Maintenant il faut que je réfléchisse un peu pour prendre ma décision. Je sors pour passer chez Bulan et faire quelques courses.
C’est lui qui m’ouvre et je vois qu’il est en train de composer avec un piano, une guitare et un cahier. Je lui dis que je ne veux pas le déranger et je lui demande des nouvelles de sa mère. Elle va bien me dit-il, va lui dire bonjour. Je la trouve en train de lire dans son fauteuil. Elle pose son livre et me demande comment je vais, avec un grand sourire.
-Bien, très bien, je me suis juste un peu inquiété de ne trouver personne hier lorsque je suis passé, peut-être tout le monde était-il sorti,
-Oui nous avons été faire une promenade dans le parc car il faut que je marche et d’ailleurs ça ne va pas plus mal,
-La prochaine fois demandez-moi, je me ferai un plaisir de vous accompagner et nous pourrons discuter,
-C’est une bonne idée et je crois que vous aimez bien parler, moi aussi d’ailleurs,
-Il est vrai que je n’ai pas dit grand-chose parce que vous m’impressionnez un peu alors il me faut du temps pour mettre quelques idées en place,
-Oui je vois que vous avez des idées, me semble-t-il, mais méfiez-vous des idées ; je veux dire gardez-les pour vous le plus longtemps possible pour ne les sortir qu’une fois polies, comme des galets de rivière.
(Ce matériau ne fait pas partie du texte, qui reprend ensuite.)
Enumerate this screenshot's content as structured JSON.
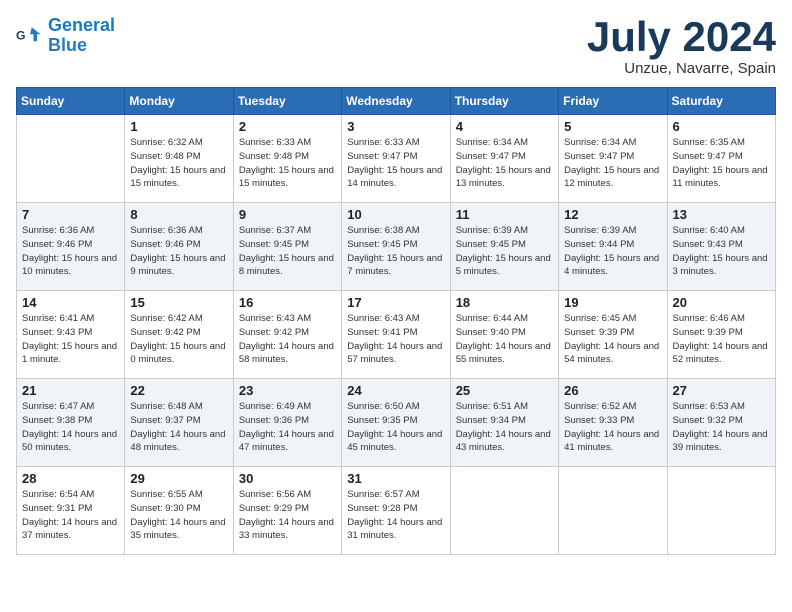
{
  "header": {
    "logo_line1": "General",
    "logo_line2": "Blue",
    "month_year": "July 2024",
    "location": "Unzue, Navarre, Spain"
  },
  "days_of_week": [
    "Sunday",
    "Monday",
    "Tuesday",
    "Wednesday",
    "Thursday",
    "Friday",
    "Saturday"
  ],
  "weeks": [
    [
      {
        "day": "",
        "info": ""
      },
      {
        "day": "1",
        "info": "Sunrise: 6:32 AM\nSunset: 9:48 PM\nDaylight: 15 hours\nand 15 minutes."
      },
      {
        "day": "2",
        "info": "Sunrise: 6:33 AM\nSunset: 9:48 PM\nDaylight: 15 hours\nand 15 minutes."
      },
      {
        "day": "3",
        "info": "Sunrise: 6:33 AM\nSunset: 9:47 PM\nDaylight: 15 hours\nand 14 minutes."
      },
      {
        "day": "4",
        "info": "Sunrise: 6:34 AM\nSunset: 9:47 PM\nDaylight: 15 hours\nand 13 minutes."
      },
      {
        "day": "5",
        "info": "Sunrise: 6:34 AM\nSunset: 9:47 PM\nDaylight: 15 hours\nand 12 minutes."
      },
      {
        "day": "6",
        "info": "Sunrise: 6:35 AM\nSunset: 9:47 PM\nDaylight: 15 hours\nand 11 minutes."
      }
    ],
    [
      {
        "day": "7",
        "info": "Sunrise: 6:36 AM\nSunset: 9:46 PM\nDaylight: 15 hours\nand 10 minutes."
      },
      {
        "day": "8",
        "info": "Sunrise: 6:36 AM\nSunset: 9:46 PM\nDaylight: 15 hours\nand 9 minutes."
      },
      {
        "day": "9",
        "info": "Sunrise: 6:37 AM\nSunset: 9:45 PM\nDaylight: 15 hours\nand 8 minutes."
      },
      {
        "day": "10",
        "info": "Sunrise: 6:38 AM\nSunset: 9:45 PM\nDaylight: 15 hours\nand 7 minutes."
      },
      {
        "day": "11",
        "info": "Sunrise: 6:39 AM\nSunset: 9:45 PM\nDaylight: 15 hours\nand 5 minutes."
      },
      {
        "day": "12",
        "info": "Sunrise: 6:39 AM\nSunset: 9:44 PM\nDaylight: 15 hours\nand 4 minutes."
      },
      {
        "day": "13",
        "info": "Sunrise: 6:40 AM\nSunset: 9:43 PM\nDaylight: 15 hours\nand 3 minutes."
      }
    ],
    [
      {
        "day": "14",
        "info": "Sunrise: 6:41 AM\nSunset: 9:43 PM\nDaylight: 15 hours\nand 1 minute."
      },
      {
        "day": "15",
        "info": "Sunrise: 6:42 AM\nSunset: 9:42 PM\nDaylight: 15 hours\nand 0 minutes."
      },
      {
        "day": "16",
        "info": "Sunrise: 6:43 AM\nSunset: 9:42 PM\nDaylight: 14 hours\nand 58 minutes."
      },
      {
        "day": "17",
        "info": "Sunrise: 6:43 AM\nSunset: 9:41 PM\nDaylight: 14 hours\nand 57 minutes."
      },
      {
        "day": "18",
        "info": "Sunrise: 6:44 AM\nSunset: 9:40 PM\nDaylight: 14 hours\nand 55 minutes."
      },
      {
        "day": "19",
        "info": "Sunrise: 6:45 AM\nSunset: 9:39 PM\nDaylight: 14 hours\nand 54 minutes."
      },
      {
        "day": "20",
        "info": "Sunrise: 6:46 AM\nSunset: 9:39 PM\nDaylight: 14 hours\nand 52 minutes."
      }
    ],
    [
      {
        "day": "21",
        "info": "Sunrise: 6:47 AM\nSunset: 9:38 PM\nDaylight: 14 hours\nand 50 minutes."
      },
      {
        "day": "22",
        "info": "Sunrise: 6:48 AM\nSunset: 9:37 PM\nDaylight: 14 hours\nand 48 minutes."
      },
      {
        "day": "23",
        "info": "Sunrise: 6:49 AM\nSunset: 9:36 PM\nDaylight: 14 hours\nand 47 minutes."
      },
      {
        "day": "24",
        "info": "Sunrise: 6:50 AM\nSunset: 9:35 PM\nDaylight: 14 hours\nand 45 minutes."
      },
      {
        "day": "25",
        "info": "Sunrise: 6:51 AM\nSunset: 9:34 PM\nDaylight: 14 hours\nand 43 minutes."
      },
      {
        "day": "26",
        "info": "Sunrise: 6:52 AM\nSunset: 9:33 PM\nDaylight: 14 hours\nand 41 minutes."
      },
      {
        "day": "27",
        "info": "Sunrise: 6:53 AM\nSunset: 9:32 PM\nDaylight: 14 hours\nand 39 minutes."
      }
    ],
    [
      {
        "day": "28",
        "info": "Sunrise: 6:54 AM\nSunset: 9:31 PM\nDaylight: 14 hours\nand 37 minutes."
      },
      {
        "day": "29",
        "info": "Sunrise: 6:55 AM\nSunset: 9:30 PM\nDaylight: 14 hours\nand 35 minutes."
      },
      {
        "day": "30",
        "info": "Sunrise: 6:56 AM\nSunset: 9:29 PM\nDaylight: 14 hours\nand 33 minutes."
      },
      {
        "day": "31",
        "info": "Sunrise: 6:57 AM\nSunset: 9:28 PM\nDaylight: 14 hours\nand 31 minutes."
      },
      {
        "day": "",
        "info": ""
      },
      {
        "day": "",
        "info": ""
      },
      {
        "day": "",
        "info": ""
      }
    ]
  ]
}
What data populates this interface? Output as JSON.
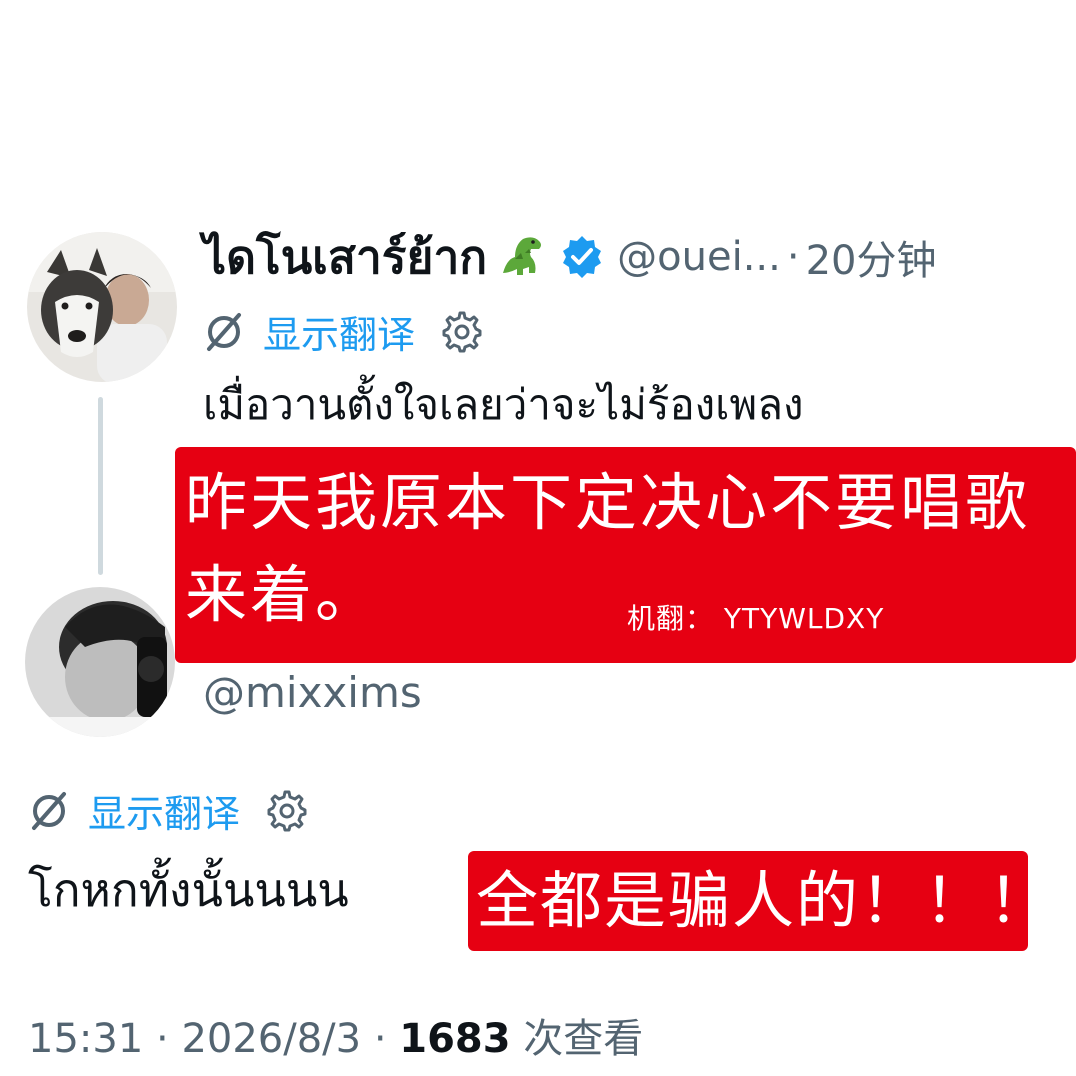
{
  "quoted_tweet": {
    "display_name": "ไดโนเสาร์ย้าก",
    "display_name_emoji": "t-rex-icon",
    "verified": true,
    "handle": "@ouei...",
    "separator": "·",
    "time_ago": "20分钟",
    "translate_label": "显示翻译",
    "text": "เมื่อวานตั้งใจเลยว่าจะไม่ร้องเพลง"
  },
  "annotation_top": {
    "text": "昨天我原本下定决心不要唱歌来着。",
    "credit": "机翻：  YTYWLDXY"
  },
  "reply_tweet": {
    "handle": "@mixxims",
    "translate_label": "显示翻译",
    "text": "โกหกทั้งนั้นนนน"
  },
  "annotation_bottom": {
    "text": "全都是骗人的！！！"
  },
  "footer": {
    "time": "15:31",
    "date": "2026/8/3",
    "separator": "·",
    "views_count": "1683",
    "views_label": "次查看"
  },
  "colors": {
    "link_blue": "#1d9bf0",
    "muted_gray": "#536471",
    "annotation_red": "#e60012",
    "thread_line": "#cfd9de"
  }
}
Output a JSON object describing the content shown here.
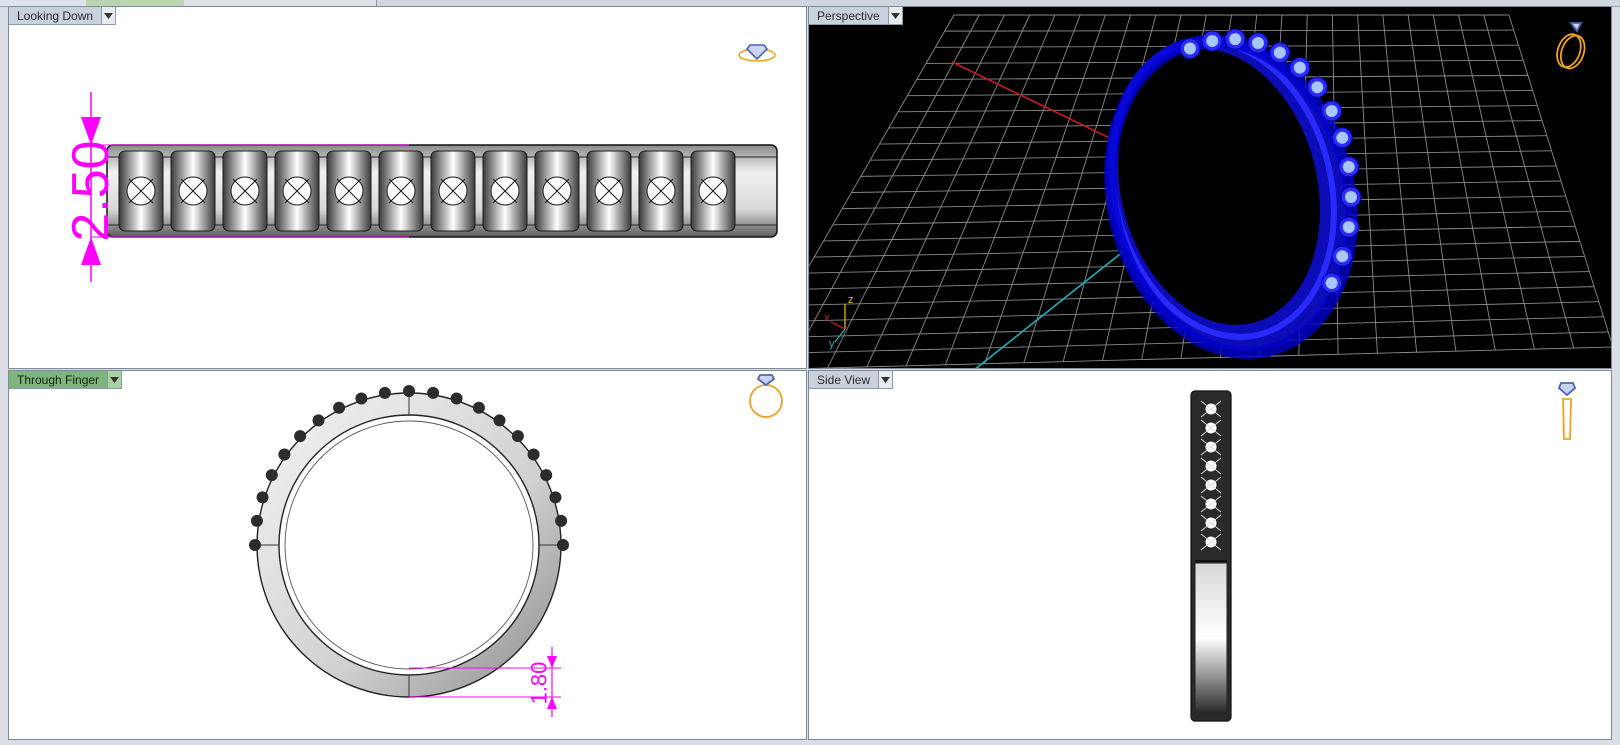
{
  "viewports": {
    "top_left": {
      "label": "Looking Down",
      "dimension": "2.50"
    },
    "top_right": {
      "label": "Perspective",
      "axes": {
        "x": "x",
        "y": "y",
        "z": "z"
      }
    },
    "bottom_left": {
      "label": "Through Finger",
      "dimension": "1.80"
    },
    "bottom_right": {
      "label": "Side View"
    }
  },
  "colors": {
    "dimension": "#ff00ff",
    "ring_blue": "#1414e6",
    "active_label": "#7fb57a",
    "grid": "#8a8a8a",
    "gem_icon": "#f4a21a"
  },
  "icons": {
    "dropdown": "chevron-down-icon",
    "view_cube": "ring-gem-icon"
  }
}
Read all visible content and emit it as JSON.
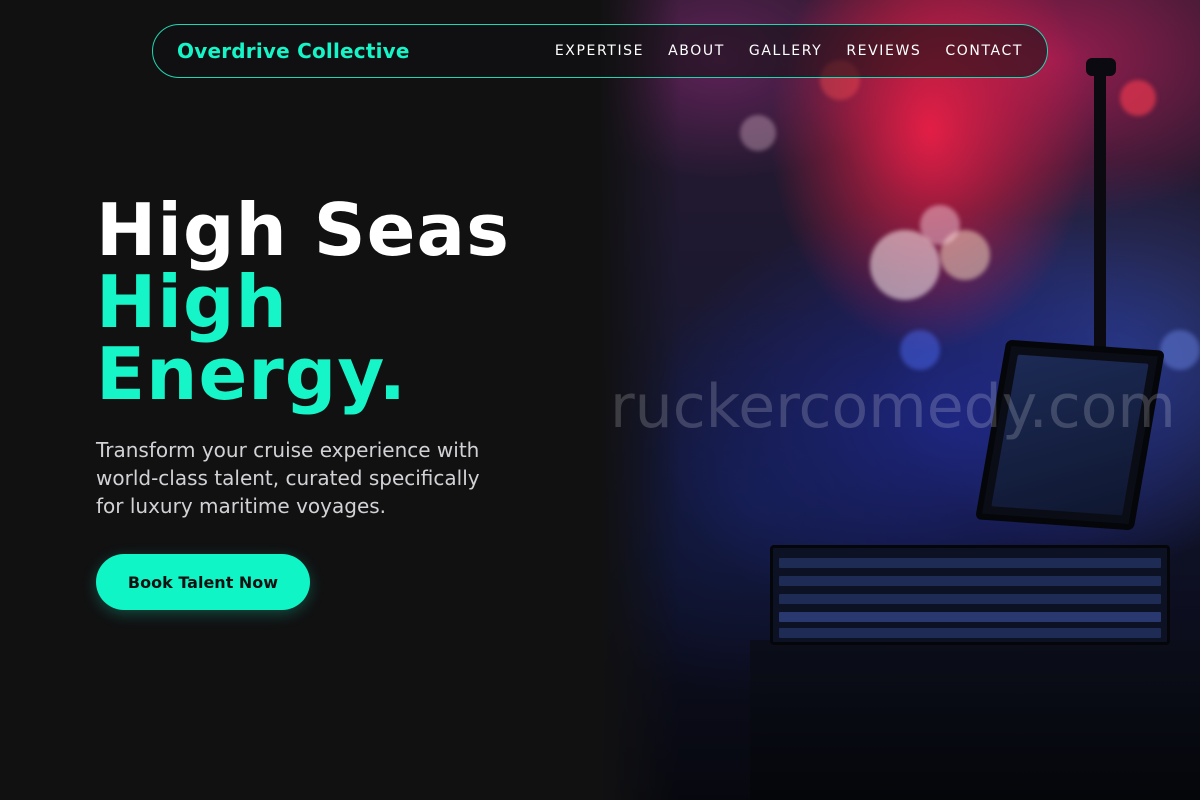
{
  "nav": {
    "brand": "Overdrive Collective",
    "links": [
      "EXPERTISE",
      "ABOUT",
      "GALLERY",
      "REVIEWS",
      "CONTACT"
    ]
  },
  "hero": {
    "title_line1": "High Seas",
    "title_line2": "High",
    "title_line3": "Energy.",
    "subtitle": "Transform your cruise experience with world-class talent, curated specifically for luxury maritime voyages.",
    "cta_label": "Book Talent Now"
  },
  "watermark": "ruckercomedy.com",
  "colors": {
    "accent": "#16f5c8",
    "background": "#111112",
    "text": "#ffffff",
    "muted_text": "#d2d2d6"
  }
}
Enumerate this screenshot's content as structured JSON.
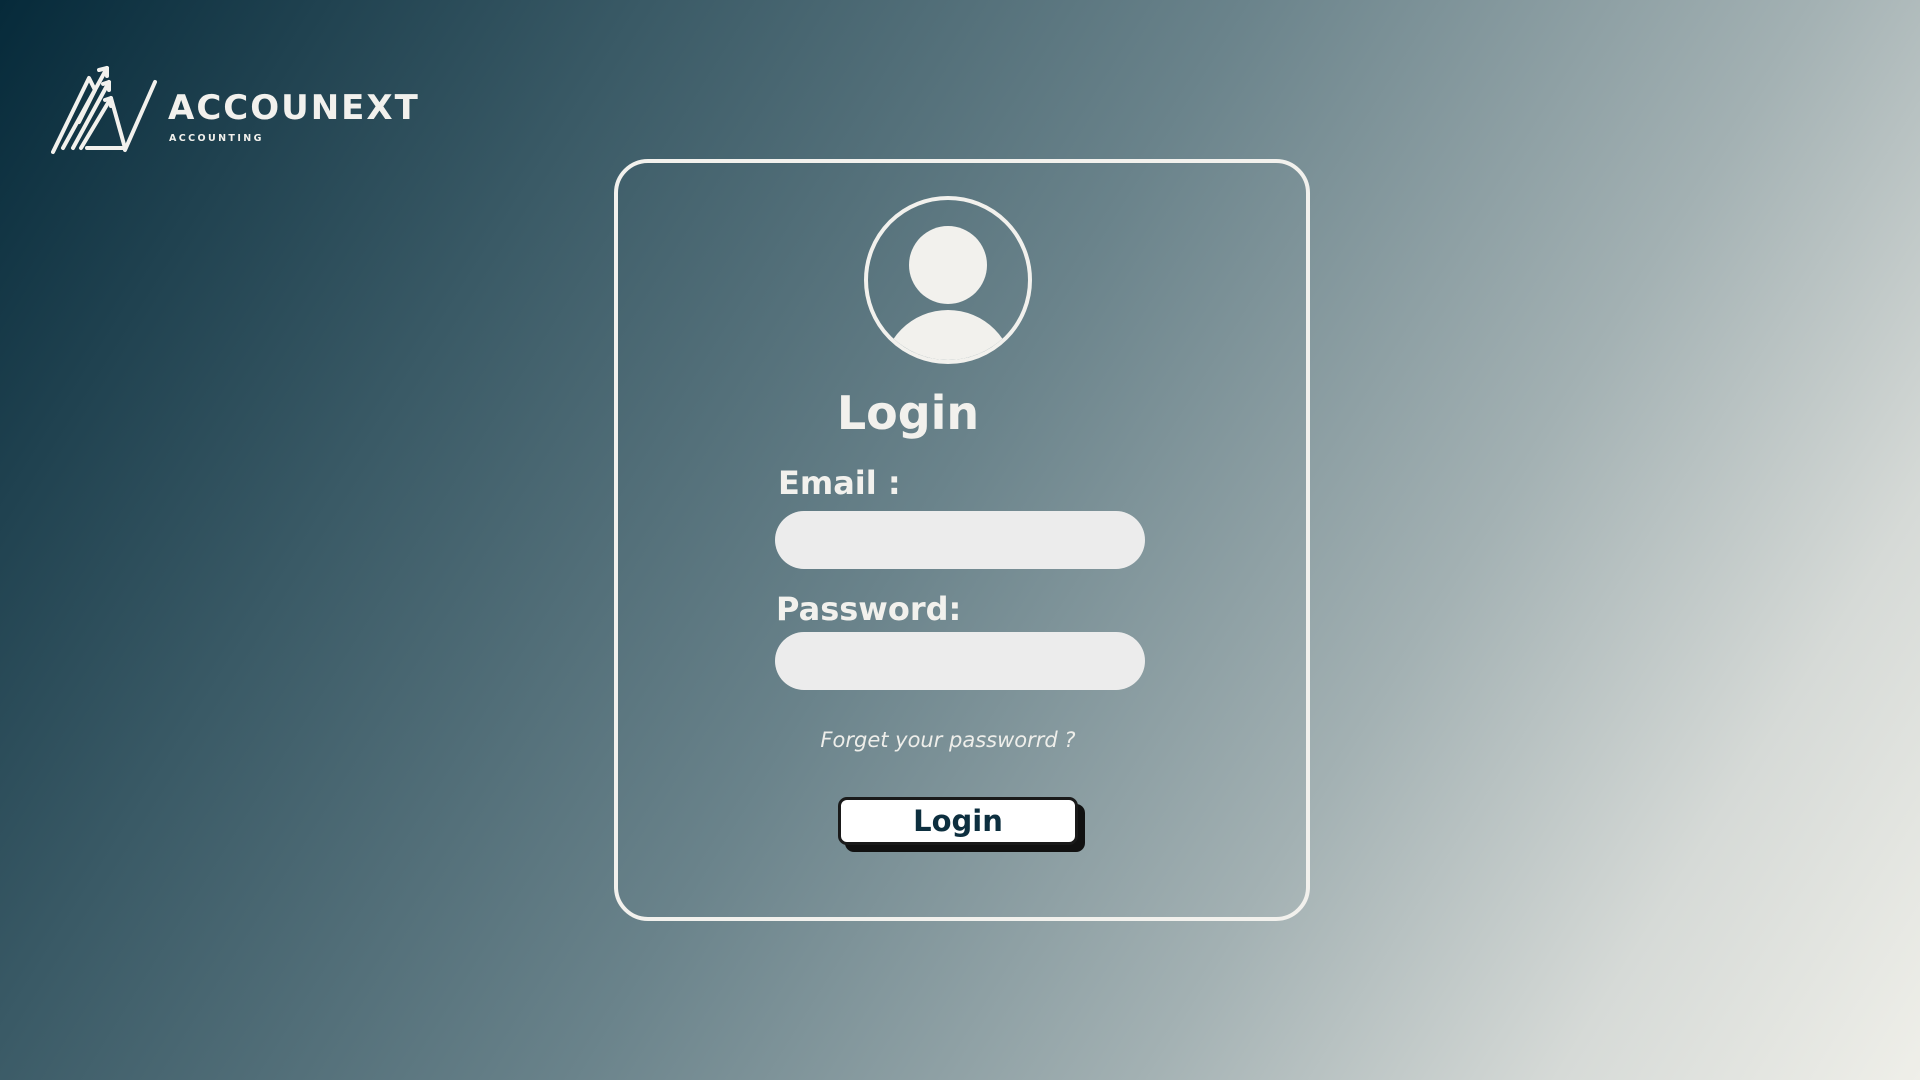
{
  "brand": {
    "name": "ACCOUNEXT",
    "tagline": "ACCOUNTING"
  },
  "login_form": {
    "title": "Login",
    "email_label": "Email :",
    "email_value": "",
    "password_label": "Password:",
    "password_value": "",
    "forgot_link": "Forget your passworrd ?",
    "submit_label": "Login"
  },
  "colors": {
    "background_start": "#062a3a",
    "background_end": "#efefe9",
    "foreground": "#f2f1ed",
    "button_text": "#0d2f3f"
  }
}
Et cela, même si c’est dans une discussion, prenez votre temps, faites repréciser la question s’il y en a une. Souvent les discussions partent dans tous les sens car les répliques vont trop vite, rebondissent sur les derniers mots et perdent le fil d’origine. Or ces échanges sont un des moyens le plus sûr de progresser dans son jugement ou dans sa connaissance, mais souvent ça virevolte et ne fait qu’effleurer les choses, de la parlote quoi,
-Ah, vous avez raison, c’est un piège dans lequel je tombe régulièrement et dans certaines soirées, la boisson aidant, j’ai effectivement du mal à garder le cap. Cependant, j’essaie dans ces cas-là de m’en tenir à une seule notion et d’y revenir tout le temps. Ça fait un peu répétitif mais ça permet de progresser dans le débat s’il a lieu, car du coup mon attention et mes arguments restent ciblés,
-Oui je vous l’ai dit et maintenant je confirme que ce ne sont pas les idées qui vous manquent, mais, peut-être, la manière de les faire fructifier. Car le but n’est pas de convaincre qui que ce soit de ses croyances, il faut laisser ça aux propagandistes, aux religieux et autres missionnaires. L’objectif est d’enrichir son propre jugement, c’est le but de la discussion,
-Vous voulez dire qu’il ne faut pas chercher à avoir raison. Pourtant c’est bien dans ce but que je cherche à développer des arguments. Défendre mes convictions est le moteur même de mes échanges. Si tout le monde est d’accord il n’y a plus d’enjeu, et je ne vois pas comment il peut y avoir enrichissement d’idées si tous disent la même chose,
-Vous devez comprendre que l’on peut être asez d’accord, mais avec des arguments différents. En fait une de vos forces repose dans la faiblesse des arguments qui vous sont proposés ou opposés. C’est là où il faut puiser pour solidifier vos propres connaissances,
-Vous voulez dire qu’une discussion ne sert qu’à renforcer ses idées, mais ça on peut le faire en lisant, mais dites-moi avez-vous des nouvelles de Sazak ?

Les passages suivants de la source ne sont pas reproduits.